Georgia's separatists

South Ossetia is a territory of about 70,000 inhabitants, the majority of whom are Orthodox Christians, located in the Caucasus mountains.

Referendums held in 1992 and again in 2006 demanded independence, but were not recognised internationally.

Abkhazia has about 250,000 inhabitants, most of whom have a Russian passport. The region makes up about 12 per cent of Georgian territory and the majority of Abkhazians are Muslim.

Abkhazia unilaterally proclaimed its independence in July 1992 and separatists pushed Georgian troops from the Kodori Gorge on August 12, 2008 - the only part of the region Georgia had controlled.

A day earlier, in a sign of growing Russian frustration with Western criticism, Vladimir Putin, the prime minister, accused the United States of orchestrating the conflict in Georgia, and linked the row to Russia's cooperation with the West on issues like trade and nuclear non-proliferation.

Moscow has expressed alarm at what it calls a Western naval build-up in the Black Sea, an area normally dominated by its own southern fleet.

Russia mounted a huge counter-attack on land, sea and air after Georgia sent in troops in a failed attempt to retake its breakaway region of South Ossetia three weeks ago.

The Kremlin said it acted to prevent Georgia wiping out the South Ossetian population but Western states accused Russia of using excessive force.

They are also concerned that the presence of Russian troops deep inside Georgia could compromise the Nato aspirant's role as a transit route for oil and gas supplies between the Caspian Sea and world markets.

Russian oil contracts

Bernard Kouchner, the French foreign minister, has said sanctions on Russia were among the options being considered before EU leaders meet on Monday to discuss the Georgia row.

Diplomats in Brussels have said there is no consensus on imposing sanctions.

Western policy-makers are mindful that Russia supplies more than a quarter of Europe's gas and that its support is vital to maintain pressure on Iran over its nuclear programme.

But Germany said on Friday it believes that Russia will stick to its contracts to deliver oil to Europe despite the threat of sanctions, a government spokesman said.

"We firmly believe that the contracts will be fulfilled," Chancellor Angela Merkel's spokesman Ulrich Wilhelm told reporters at a government news conference.

Georgia's parliament voted on Thursday to sever diplomatic relations with Moscow in response to the Kremlin's decision to recognise its South Ossetia and Abkhazia regions as independent.

The government has not yet decided whether to cut ties, because it said it had to weigh the interests of the hundreds of thousands of Georgians who work in Russia.

"We'll take the final decision ... within days," Temur Iakobashvili, the reintegration minister said.

"I think the decision will be more in favour of cutting diplomatic ties."

South Ossetia's future

Russia intends to eventually absorb South Ossetia, a South Ossetian official said.

Znaur Gassiyev, the South Ossetian parliamentary speaker, said Dmitry Medvedev, the Russian president, and Eduard Kokoity, the region's leader discussed the future of South Ossetia earlier this week in Moscow.

Gassiyev said Russia will absorb South Ossetia "in several years'' or earlier.

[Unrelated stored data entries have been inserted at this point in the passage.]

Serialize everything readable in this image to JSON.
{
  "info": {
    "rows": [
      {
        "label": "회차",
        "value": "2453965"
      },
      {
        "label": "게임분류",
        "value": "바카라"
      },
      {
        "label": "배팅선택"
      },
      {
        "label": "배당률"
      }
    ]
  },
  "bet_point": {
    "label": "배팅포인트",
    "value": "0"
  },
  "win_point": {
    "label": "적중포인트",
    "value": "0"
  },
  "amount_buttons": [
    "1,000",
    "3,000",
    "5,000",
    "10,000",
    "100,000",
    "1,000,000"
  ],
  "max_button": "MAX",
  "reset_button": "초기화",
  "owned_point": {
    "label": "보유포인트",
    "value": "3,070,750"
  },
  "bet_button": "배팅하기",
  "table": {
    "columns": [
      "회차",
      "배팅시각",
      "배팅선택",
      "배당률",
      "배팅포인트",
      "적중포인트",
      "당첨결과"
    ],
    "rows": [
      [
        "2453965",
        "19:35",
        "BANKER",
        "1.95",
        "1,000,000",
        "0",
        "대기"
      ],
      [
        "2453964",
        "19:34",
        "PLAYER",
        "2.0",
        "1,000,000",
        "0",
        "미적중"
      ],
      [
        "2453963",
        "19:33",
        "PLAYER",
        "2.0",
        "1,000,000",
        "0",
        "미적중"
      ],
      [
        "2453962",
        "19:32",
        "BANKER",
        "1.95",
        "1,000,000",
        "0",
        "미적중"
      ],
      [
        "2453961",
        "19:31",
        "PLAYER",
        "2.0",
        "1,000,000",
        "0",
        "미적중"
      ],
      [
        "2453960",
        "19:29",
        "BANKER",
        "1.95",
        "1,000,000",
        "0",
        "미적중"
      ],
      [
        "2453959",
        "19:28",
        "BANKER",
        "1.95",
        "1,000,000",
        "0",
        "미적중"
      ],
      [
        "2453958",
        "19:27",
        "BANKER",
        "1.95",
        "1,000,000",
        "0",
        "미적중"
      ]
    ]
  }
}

He said that position was "firmly stated by both leaders".

In Moscow, a Kremlin spokeswoman said on Friday there was "no official information'' on the talks.

In Georgia, Gigi Tsereteli, the vice speaker of parliament, said the statement cannot be taken seriously.

"The separatist regimes of Abkhazia and South Ossetia and the Russian authorities are cut off from reality,'' he said in Tbilisi.

"The world has already become different and Russia will not long be able to occupy sovereign Georgian territory.''

"The regimes of Abkhazia and South Ossetia should think about the fact that if they become part of Russia, they will be assimilated and in this way they will disappear,'' Tsereteli said.